Greece expects to complete its massive debt restructuring by April, Prime Minister Lucas Papademos said early Tuesday, following marathon negotiations to complete deal on a second EUR130 billion aid package.
Papademos said it is vital that both his government, and the one that succeeds it after elections in April, stick to the terms of a deal hammered out over 12 hours of talks with the euro zone, the European Central Bank, the International Monetary Fund and Greece's private creditors.
It is uncertain how many of the private debt holders will support the deal, which forces them to accept bigger losses on their holdings than those originally agreed last year.
The deal is designed to cut the existing stock of Greek debt by EUR107 billion, but that will depend on a very high level of acceptance from private bondholders.
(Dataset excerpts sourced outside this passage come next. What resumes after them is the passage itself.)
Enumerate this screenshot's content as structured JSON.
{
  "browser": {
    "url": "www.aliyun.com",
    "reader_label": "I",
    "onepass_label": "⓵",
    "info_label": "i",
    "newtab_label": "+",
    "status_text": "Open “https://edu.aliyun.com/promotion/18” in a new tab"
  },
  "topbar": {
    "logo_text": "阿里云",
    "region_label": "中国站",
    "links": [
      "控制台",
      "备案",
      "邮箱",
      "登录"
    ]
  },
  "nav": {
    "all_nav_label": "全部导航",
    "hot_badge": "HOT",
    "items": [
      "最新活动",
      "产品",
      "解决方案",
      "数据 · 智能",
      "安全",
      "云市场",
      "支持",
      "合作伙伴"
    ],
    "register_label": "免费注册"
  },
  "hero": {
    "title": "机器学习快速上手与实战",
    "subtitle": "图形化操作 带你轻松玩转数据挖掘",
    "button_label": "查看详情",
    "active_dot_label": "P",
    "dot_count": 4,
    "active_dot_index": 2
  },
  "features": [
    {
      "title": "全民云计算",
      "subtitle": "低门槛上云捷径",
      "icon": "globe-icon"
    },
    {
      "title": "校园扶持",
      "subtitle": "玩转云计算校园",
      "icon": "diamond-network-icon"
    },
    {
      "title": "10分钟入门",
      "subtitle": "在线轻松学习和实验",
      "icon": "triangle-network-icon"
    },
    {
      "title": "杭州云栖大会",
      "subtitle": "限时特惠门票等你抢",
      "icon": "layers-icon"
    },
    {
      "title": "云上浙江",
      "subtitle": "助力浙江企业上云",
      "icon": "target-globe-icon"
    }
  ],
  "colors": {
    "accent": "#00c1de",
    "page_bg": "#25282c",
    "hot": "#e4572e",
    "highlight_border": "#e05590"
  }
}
If the deal is not taken up by enough investors, the Greek government may enact a new law that would retroactively apply "Collective Action Clauses" to the bonds, allowing it to force through the debt restructuring.
That would have the effect of turning what is supposed to be a voluntary debt restructuring into a coercive one, leading ratings agencies to declare the government in default and triggering credit default swap contracts. However, the risk of that default turning disorderly has been reduced by a separate deal between Greece and the European Central Bank, and by the fact that Greek banks that are currently borrowing from the ECB against Greek collateral will receive new, non-defaulted bonds to replace them in the course of the debt swap.
Separately, Papademos said that the revised bailout plan foresees that Greece will return to a primary budget surplus, that is, before debt servicing costs, in 2013. It expects Greece to be able to return to the capital markets in 2015.